Sejak saat itu boleh dibilang kegiatan panjat dinding mulai populer. Sejumlah perguruan tinggi macam Universitas Parahyangan, Trisakti, Institut Sains dan Teknologi Nasional, sampai Ul mengadakan lomba. Bahkan sampai ke tinggal SMA, ketika itu yang pertama-tama jadi pioner di antaranya adalah SMA 6 dan SMA 70 Jakarta.
Demikian pula dalam soal peralatan. Mula-mula mendapatkan point (pegangan) buat dinding panjat memang sulit. Sekitar akhir 1980-an, Ogun dan Bongkeng dari Wanadri mengusahakan point buatan sendiri. Setelah melalui tes kelayakan di LIPI (sekarang BRIN), point tersebut ternyata layak digunakan untuk dinding panjat. Harganya pun jauh lebih murah dibanding yang impor.
Seiring dengan itu, rancang bangun dinding panjat pun mulai berkembang. Salah satu yang menarik ketika itu adalah yang dimiliki Klab Trupala SMA 6 Jakarta. Dinding panjat setinggi 8,5 meter itu memiliki overhang yang besar di ujungnya. Selain itu, dinding ini pun bersistem bongkar pasang.
Populernya olahraga memanjat ini jelas karena kemudahan yang diberikannya. Sejak adanya dinding panjat, orang tak perlu harus jauh-jauh pergi ke tebing. Yang jelas memakan waktu dan risiko ekstra lebih. Lagi pula, bagi anak sekolah yang masih remaja, jelas ada kebanggaan lebih. Bayangkan, bisa memanjat setinggi itu disaksikan oleh kawan-kawannya. Suatu hal yang tak didapatnya seandainya ia pergi ke tebing.

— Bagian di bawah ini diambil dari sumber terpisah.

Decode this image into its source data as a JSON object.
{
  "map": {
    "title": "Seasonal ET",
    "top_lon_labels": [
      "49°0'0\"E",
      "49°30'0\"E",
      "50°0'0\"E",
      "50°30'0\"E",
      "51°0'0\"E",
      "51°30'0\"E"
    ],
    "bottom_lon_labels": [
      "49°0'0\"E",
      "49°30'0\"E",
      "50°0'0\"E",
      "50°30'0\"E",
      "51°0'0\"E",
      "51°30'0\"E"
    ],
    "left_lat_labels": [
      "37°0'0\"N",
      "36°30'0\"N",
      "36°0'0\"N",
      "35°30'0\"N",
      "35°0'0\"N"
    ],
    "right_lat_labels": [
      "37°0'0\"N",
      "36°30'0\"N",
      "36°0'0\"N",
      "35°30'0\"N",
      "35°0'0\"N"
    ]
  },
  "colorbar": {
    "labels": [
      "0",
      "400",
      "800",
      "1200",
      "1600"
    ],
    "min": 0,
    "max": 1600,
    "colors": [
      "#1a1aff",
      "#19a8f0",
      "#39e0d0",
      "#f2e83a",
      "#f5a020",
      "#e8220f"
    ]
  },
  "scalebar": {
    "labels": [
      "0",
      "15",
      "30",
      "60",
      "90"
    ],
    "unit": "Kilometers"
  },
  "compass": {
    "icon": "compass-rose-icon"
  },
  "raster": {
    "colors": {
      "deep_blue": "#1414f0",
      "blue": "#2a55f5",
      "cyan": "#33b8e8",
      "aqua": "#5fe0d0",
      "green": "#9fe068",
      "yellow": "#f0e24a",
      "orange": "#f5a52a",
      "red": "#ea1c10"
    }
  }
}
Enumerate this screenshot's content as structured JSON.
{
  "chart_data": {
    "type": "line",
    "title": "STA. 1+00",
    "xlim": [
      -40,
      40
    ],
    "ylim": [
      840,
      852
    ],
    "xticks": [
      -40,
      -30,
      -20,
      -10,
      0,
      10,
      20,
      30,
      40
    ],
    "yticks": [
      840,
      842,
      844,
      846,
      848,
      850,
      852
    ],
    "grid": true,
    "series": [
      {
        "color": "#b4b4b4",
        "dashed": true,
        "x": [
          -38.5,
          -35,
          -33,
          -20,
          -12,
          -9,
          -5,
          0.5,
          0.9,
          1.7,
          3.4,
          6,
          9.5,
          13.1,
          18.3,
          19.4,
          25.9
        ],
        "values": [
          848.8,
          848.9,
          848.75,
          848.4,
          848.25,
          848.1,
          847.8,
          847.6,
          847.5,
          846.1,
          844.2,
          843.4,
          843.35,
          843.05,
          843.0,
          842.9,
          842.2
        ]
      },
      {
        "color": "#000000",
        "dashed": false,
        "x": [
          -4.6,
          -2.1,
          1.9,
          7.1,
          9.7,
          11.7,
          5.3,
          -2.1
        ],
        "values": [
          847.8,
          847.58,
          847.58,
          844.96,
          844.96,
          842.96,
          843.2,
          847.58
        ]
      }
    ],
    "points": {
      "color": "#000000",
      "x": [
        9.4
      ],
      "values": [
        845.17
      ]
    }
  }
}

Ada unsur pamer, ada ganjaran pengakuan. Biar saja. Dan jangan lupa, kegiatan ini pun ada kejuaraan dunianya, bahkan sekarang sudah dilombakan di Olimpiade sejak 2018. Dan Indonesia termasuk negara yang diperhitungkan dalam olahraga yang masuk kategori ekstrem ini.